Time course of neural firing and activity buildup during the decision process. (A-C) Activity of neurons located around the selected target (solid lines) and in the opposite direction (dashed lines) during simulations with 2, 4 and 8 choices, respectively. Different colors denote different coherence levels. Each plot was obtained by averaging neural activity over 200 correct trials. (D) Activity buildup rates with 2 and 4 choices, calculated over the epoch indicated by a shaded rectangle in (A) and (B). The buildup rate for neurons located around the selected target increased quasi-linearly as a function of the coherence level. Increasing the number of choices from 2 to 4 resulted in lower buildup rates, but the slope of the buildup vs. coherence remains approximately unchanged, as observed in LIP neurons in the monkey experiment (Churchland et al., 2008). (E) Activity of neurons around the selected target during simulations with 6.4% coherence and different number of targets.

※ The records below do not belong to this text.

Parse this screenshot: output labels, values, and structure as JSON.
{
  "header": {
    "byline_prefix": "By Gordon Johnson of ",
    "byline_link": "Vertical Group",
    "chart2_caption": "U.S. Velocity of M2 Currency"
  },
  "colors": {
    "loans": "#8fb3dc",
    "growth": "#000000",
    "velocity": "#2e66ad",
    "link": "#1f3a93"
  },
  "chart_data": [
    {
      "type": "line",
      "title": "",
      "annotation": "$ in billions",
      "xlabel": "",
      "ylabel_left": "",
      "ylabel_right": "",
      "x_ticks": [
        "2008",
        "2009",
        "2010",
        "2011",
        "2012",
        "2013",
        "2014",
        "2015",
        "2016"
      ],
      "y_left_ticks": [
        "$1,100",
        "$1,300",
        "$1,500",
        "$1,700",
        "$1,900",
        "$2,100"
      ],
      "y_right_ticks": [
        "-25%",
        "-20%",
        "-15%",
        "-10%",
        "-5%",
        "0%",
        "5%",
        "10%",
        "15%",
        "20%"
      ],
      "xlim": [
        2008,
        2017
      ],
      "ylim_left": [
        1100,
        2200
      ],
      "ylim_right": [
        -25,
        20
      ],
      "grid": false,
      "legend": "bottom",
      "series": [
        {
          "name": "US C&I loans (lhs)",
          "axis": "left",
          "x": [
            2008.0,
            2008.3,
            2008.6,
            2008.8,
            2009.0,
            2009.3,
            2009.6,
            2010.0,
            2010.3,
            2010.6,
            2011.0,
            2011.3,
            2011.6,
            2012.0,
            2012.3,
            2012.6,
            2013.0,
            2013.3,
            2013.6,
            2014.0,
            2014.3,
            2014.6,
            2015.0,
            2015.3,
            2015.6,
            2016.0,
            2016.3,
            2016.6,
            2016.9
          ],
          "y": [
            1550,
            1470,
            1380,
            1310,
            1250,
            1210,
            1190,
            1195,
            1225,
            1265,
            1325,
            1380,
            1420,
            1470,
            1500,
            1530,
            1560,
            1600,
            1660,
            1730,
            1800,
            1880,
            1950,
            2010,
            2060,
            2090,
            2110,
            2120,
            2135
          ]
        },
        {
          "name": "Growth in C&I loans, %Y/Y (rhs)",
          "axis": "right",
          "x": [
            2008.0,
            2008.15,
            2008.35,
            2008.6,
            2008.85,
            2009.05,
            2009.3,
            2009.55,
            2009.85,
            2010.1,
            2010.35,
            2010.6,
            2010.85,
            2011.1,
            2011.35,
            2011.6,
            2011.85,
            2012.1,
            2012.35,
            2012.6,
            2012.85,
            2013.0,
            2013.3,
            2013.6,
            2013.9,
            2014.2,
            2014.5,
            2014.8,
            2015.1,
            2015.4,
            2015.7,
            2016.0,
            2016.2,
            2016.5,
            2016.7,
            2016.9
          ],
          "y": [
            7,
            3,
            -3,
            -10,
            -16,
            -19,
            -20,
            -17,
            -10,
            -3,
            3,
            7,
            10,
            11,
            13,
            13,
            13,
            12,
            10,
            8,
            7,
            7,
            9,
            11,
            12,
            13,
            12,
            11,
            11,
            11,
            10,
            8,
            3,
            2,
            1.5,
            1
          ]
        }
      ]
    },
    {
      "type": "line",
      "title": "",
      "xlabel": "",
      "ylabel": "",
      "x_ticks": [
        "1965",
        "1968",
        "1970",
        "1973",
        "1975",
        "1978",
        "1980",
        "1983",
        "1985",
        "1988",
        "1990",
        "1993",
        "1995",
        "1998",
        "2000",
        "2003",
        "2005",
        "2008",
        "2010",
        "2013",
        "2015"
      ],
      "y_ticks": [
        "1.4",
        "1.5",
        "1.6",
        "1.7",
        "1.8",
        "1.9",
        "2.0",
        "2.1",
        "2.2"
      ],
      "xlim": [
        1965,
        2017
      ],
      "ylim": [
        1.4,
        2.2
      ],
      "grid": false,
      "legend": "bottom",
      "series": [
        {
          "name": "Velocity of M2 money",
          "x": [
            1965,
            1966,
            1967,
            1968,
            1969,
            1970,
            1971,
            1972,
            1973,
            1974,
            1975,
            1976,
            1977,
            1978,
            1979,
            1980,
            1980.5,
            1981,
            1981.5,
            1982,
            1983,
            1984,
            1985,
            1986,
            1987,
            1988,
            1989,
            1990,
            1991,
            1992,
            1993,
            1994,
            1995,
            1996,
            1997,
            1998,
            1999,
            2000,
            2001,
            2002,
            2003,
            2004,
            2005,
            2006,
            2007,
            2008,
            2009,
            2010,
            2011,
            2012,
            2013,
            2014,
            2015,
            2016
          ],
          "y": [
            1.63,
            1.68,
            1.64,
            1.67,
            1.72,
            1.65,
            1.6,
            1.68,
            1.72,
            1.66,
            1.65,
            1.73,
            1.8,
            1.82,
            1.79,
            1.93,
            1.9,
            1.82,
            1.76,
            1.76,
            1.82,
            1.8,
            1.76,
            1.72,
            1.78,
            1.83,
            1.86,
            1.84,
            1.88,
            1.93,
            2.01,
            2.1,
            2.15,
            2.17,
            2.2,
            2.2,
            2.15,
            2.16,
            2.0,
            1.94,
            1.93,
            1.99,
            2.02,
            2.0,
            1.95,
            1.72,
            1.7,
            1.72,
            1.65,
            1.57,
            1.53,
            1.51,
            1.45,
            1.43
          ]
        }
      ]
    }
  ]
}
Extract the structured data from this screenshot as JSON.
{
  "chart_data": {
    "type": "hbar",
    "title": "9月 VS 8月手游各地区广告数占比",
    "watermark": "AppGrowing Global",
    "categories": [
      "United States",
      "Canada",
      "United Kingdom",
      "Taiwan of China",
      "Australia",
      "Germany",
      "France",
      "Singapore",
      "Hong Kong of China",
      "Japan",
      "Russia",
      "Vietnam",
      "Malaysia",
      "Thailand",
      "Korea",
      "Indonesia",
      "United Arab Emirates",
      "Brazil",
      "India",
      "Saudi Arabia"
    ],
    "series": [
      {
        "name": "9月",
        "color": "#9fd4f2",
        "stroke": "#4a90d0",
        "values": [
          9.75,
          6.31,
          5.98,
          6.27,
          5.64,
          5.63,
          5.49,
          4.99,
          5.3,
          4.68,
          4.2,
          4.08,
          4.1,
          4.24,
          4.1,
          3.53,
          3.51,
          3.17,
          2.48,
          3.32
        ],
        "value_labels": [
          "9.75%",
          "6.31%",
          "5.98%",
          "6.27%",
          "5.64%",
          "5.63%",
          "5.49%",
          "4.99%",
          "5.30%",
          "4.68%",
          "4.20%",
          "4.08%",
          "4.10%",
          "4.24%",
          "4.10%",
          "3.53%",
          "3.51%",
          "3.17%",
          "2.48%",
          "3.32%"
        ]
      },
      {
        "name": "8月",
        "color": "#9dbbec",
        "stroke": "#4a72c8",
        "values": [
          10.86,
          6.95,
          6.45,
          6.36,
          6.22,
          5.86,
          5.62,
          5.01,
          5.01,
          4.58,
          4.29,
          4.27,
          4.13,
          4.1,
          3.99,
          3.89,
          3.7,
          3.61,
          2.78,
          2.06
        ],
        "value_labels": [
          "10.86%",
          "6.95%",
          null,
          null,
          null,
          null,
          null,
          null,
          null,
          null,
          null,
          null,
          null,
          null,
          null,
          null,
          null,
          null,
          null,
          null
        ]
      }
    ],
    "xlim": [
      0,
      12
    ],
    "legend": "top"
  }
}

Similar to findings from LIP neurons, the spiking response to the targets was reduced when the number of targets was increased, resulting in a lower dip of activity and larger excursion from baseline to threshold during motion stimulus presentation.

Figure 6

Simulated behavioral data. (A) Performance as a function of motion coherence. Except for the highest coherence levels, performance decreases with increasing number of choice options. (B) Mean response times as a function of coherence on correct (circles) and error (squares) trials. Decisions take longer times to achieve with a larger number of choice options. For (A-B), the control signal in these simulations was 6Hz, 20Hz and 16Hz for 2, 4 and 8 choices, respectively. (C) Spatial distribution of errors in simulations with 8 choices. The histograms show the probability of choosing a target at different angular distances Δθ from the correct target, at coherence levels 3.2%, 6.4% and 12.8%. Due to lateral interactions in the network, the probability of making an erroneous choice to a target adjacent to the correct one was higher than for the other targets.

Figure 7

Similarity effect and overlaps in the neural representation of targets. (A-C) Responses during sample simulation with 8 targets separated by 45° (A), 4 targets separated by 90° (B), and 4 targets separated by 45° (C). Left: Schematic illustration of target locations. Middle: Activity dynamics of neural pools located around the targets (color coding as in Fig. 3). Right: Activity profile at the decision time (colored lines indicate target locations). In many of the simulations with 45° separation (panels A and C; see text) activity buildup occurred around more than one target, resulting in merging of activity-bumps around adjacent targets. (D,E) Response times (D) and performance (E) as a function of motion coherence for 4 targets separated by either 90° (dots) or 45° (triangles). In the 45° targets separation case, recurrent excitation between neural pools that were involved in merging of activity buildup resulted in acceleration of the network dynamics. Different colors denote three magnitudes of the control signal, which can be used to adjust response times and performance.

Figure 8

Speed-accuracy tradeoff and optimization of the decision-making process. (A) Top: Performance as a function of the motion coherence in simulations with 8 choices, for three values of the control signal. Bottom: Relative change in performance for control signals of 13Hz and 20Hz relative to 16Hz. (B) Response times as a function of the motion coherence, same conventions as in (A). (C-E) Dependence of the mean reward rate on the control signal level in simulations with 2, 4 and 8 choices respectively. The optimal control level (corresponding to maximum reward rate) has a non-monotonic dependence on the number of choice options, due to similarity effects (see text). Each point is calculated from a block of trials with a uniform distribution of coherence levels. The reward rate R is defined as R = P/T, where P is the average performance and T is the average trial time duration (see Supplemental Experimental Procedures). Error bars indicate SEM.